No depoimento sigiloso, o delator do caso Siemens afirma ter tratado
de “comissões” diretamente com Rodrigo Garcia. Os encontros aconteceram
quando o hoje secretário estadual presidia a Comissão de Transportes da
Assembleia Legislativa. Garcia teria sido indicado ao então diretor da
Siemens pelo próprio Teixeira, na definição do consultor “o político, o
cara que resolvia, o ponto de contato”. O advogado de Garcia, Alexandre
Moraes, afirma que seu cliente está disposto a fazer uma acareação com o
delator para provar a fragilidade de suas denúncias. Moraes nega ainda a
venda do imóvel e seu valor. Sobre a relação do seu cliente com seu
irmão, o advogado aponta a inexistência de negócios entre os dois e diz
desconhecer as doações de campanha efetuadas por envolvidos na Máfia do
ISS.
Garcia teria deixado de ser “o cara” quando saiu da comissão. Nesse
momento, segundo Rheinheimer, seu lugar passou a ser ocupado por Aníbal,
com quem o delator diz nunca ter se encontrado. O assunto “comissões”,
por esses tempos, passou à alçada de um assessor informal do tucano,
chamado Silvio Ranciaro. Aníbal integra a alta cúpula do tucanato
paulista e nasceu na cidade de Guajará-Mirim, Rondônia. Na juventude
morou em Belo Horizonte, onde ingressou na política estudantil, foi
amigo da presidenta Dilma Rousseff, exilado no Chile e, depois, na
França. De volta ao Brasil, fundou o Partido dos Trabalhadores, para
deixá-lo um ano depois, a caminho do PMDB.

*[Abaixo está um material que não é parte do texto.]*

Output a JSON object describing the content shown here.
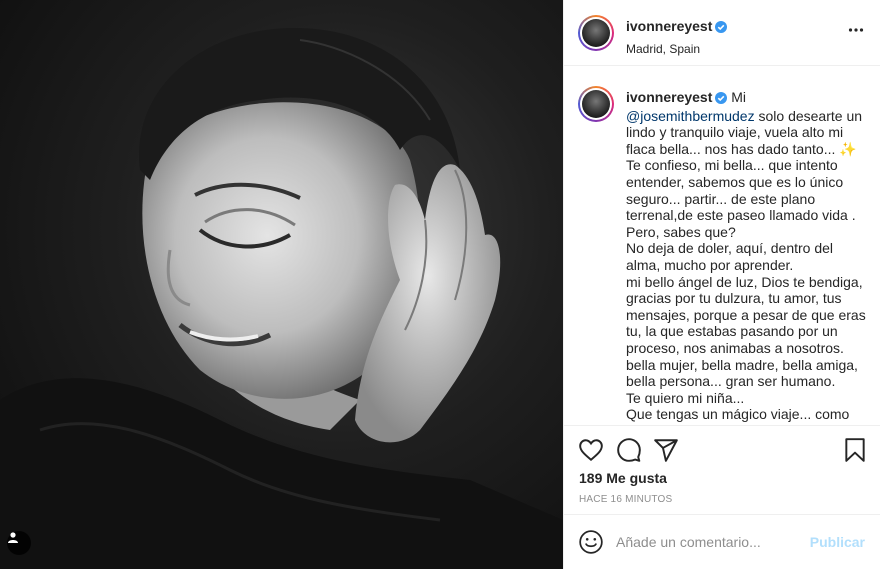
{
  "post": {
    "username": "ivonnereyest",
    "location": "Madrid, Spain",
    "caption": {
      "first_word": "Mi",
      "mention": "@josemithbermudez",
      "body": " solo desearte un lindo y tranquilo viaje, vuela alto mi flaca bella... nos has dado tanto... ✨\nTe confieso, mi bella... que intento entender, sabemos que es lo único seguro... partir... de este plano terrenal,de este paseo llamado vida .\nPero, sabes que?\nNo deja de doler, aquí, dentro del alma, mucho por aprender.\nmi bello ángel de luz, Dios te bendiga, gracias por tu dulzura, tu amor, tus mensajes, porque a pesar de que eras tu, la que estabas pasando por un proceso, nos animabas a nosotros.\nbella mujer, bella madre, bella amiga, bella persona... gran ser humano.\nTe quiero mi niña...\nQue tengas un mágico viaje... como tú."
    },
    "likes": "189 Me gusta",
    "timestamp": "HACE 16 MINUTOS"
  },
  "comment_box": {
    "placeholder": "Añade un comentario...",
    "post_label": "Publicar"
  },
  "icons": {
    "header_more": "more-dots-icon",
    "verified": "verified-badge-icon",
    "like": "heart-icon",
    "comment": "comment-bubble-icon",
    "share": "paper-plane-icon",
    "save": "bookmark-icon",
    "emoji": "smiley-icon",
    "user_tag": "user-tag-icon"
  },
  "colors": {
    "verified_blue": "#3897f0",
    "mention": "#00376b",
    "publish_disabled": "#b2dffc",
    "muted_text": "#8e8e8e"
  }
}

Chegou ao PSDB em 1989, foi líder do partido na Câmara dos Deputados
por duas vezes durante os governos de Fernando Henrique Cardoso. Também
foi vereador na capital. A última declaração de bens disponível é a de
2012, mas publicada em Diário Oficial apenas neste ano. Consta 1,4
milhão de reais em imóveis no seu nome, o apartamento onde reside e uma
propriedade rural em Ibiúna, no interior do estado. Outros 227 mil reais
em bens móveis e 62 mil classificados como outros bens.
A Junta Comercial de São Paulo informa apenas que Aníbal preside o
conselho administrativo da Companhia Energética de São Paulo (Cesp).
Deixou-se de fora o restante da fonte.